In the steamy jungles of Mexico, CENOTES mean LIFE.
For the first time, we reveal how all animals – from the King of the Jungle jaguar, to the charismatic tayra, to the regal White-tailed deer to the spectacular margay, rely on the cenotes; not just for water… but for their daily lives.
From the beginning of time, caves have held a special place in the hearts of humans; they provided shelter, warmth, food and protection. They were both revered and feared. Today, they still elicit a primeval feeling; a dread of the deep dark unknown… of what lurks inside.
But truly amazing sights lurk inside these networks of caves, sinkholes and underground rivers! Pumas stalking their way through giant stalagmites, tayras climbing cave walls, crocodiles hunting and jaguars finding a quiet nook to mate.
The Yucatan is devoid of surface rivers and animals must frequent cenotes to drink. But the animals are also using them for shelter, to nest, to mate, for food. Expanding human populations and exploding tourism on the Yucatan coast are putting grave pressure on the cenotes.

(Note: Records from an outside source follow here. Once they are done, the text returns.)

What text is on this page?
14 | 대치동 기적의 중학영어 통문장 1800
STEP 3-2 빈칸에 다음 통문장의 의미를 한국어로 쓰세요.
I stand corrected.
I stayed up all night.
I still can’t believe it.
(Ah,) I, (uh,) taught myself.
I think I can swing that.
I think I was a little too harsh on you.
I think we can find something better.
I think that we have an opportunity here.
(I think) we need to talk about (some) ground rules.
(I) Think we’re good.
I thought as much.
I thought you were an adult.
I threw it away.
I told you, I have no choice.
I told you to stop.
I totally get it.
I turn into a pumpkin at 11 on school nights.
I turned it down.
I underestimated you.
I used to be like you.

Just how much do the animals and the humans rely on them?
We follow Australian biologist Dr Karl Vernes and his team of cave divers on an adventure mission to find out. Over the course of a year, camera-traps, underwater and remote-controlled 4K colour cameras will reveal intimate images uncovering the secrets of ‘Cenote Life’.
The forests encircling the cenotes grow on limestone so robust pacas have no place to build burrows. They must tirelessly bring in leaves from the forest to nest in the cenotes. Amazing swimmers they build their nests on the far side of the water, trying to outwit their many predators; jaguars, pumas and ocelots.
The striking motmot bird makes its nests high in the hollows of cave walls. But even here they are not safe. Tayras, tenacious members of the weasel family, are expert rock-climbers, scaling vertical walls searching for delicious eggs.
Peccaries – a favorite food of jaguars – and white-tailed deer – a favorite food of pumas – must come to quench their thirst at the cenote entrances. They’re extremely nervous with their backs exposed to the forest. Even the powerful pumas seem wary… they too want to avoid a confrontation with the King of the Jungle.
Many animal remains have been found inside the cenotes. The big question is: who has a seat at the table and who is coming for dinner? We find out in ‘Cenote Life’.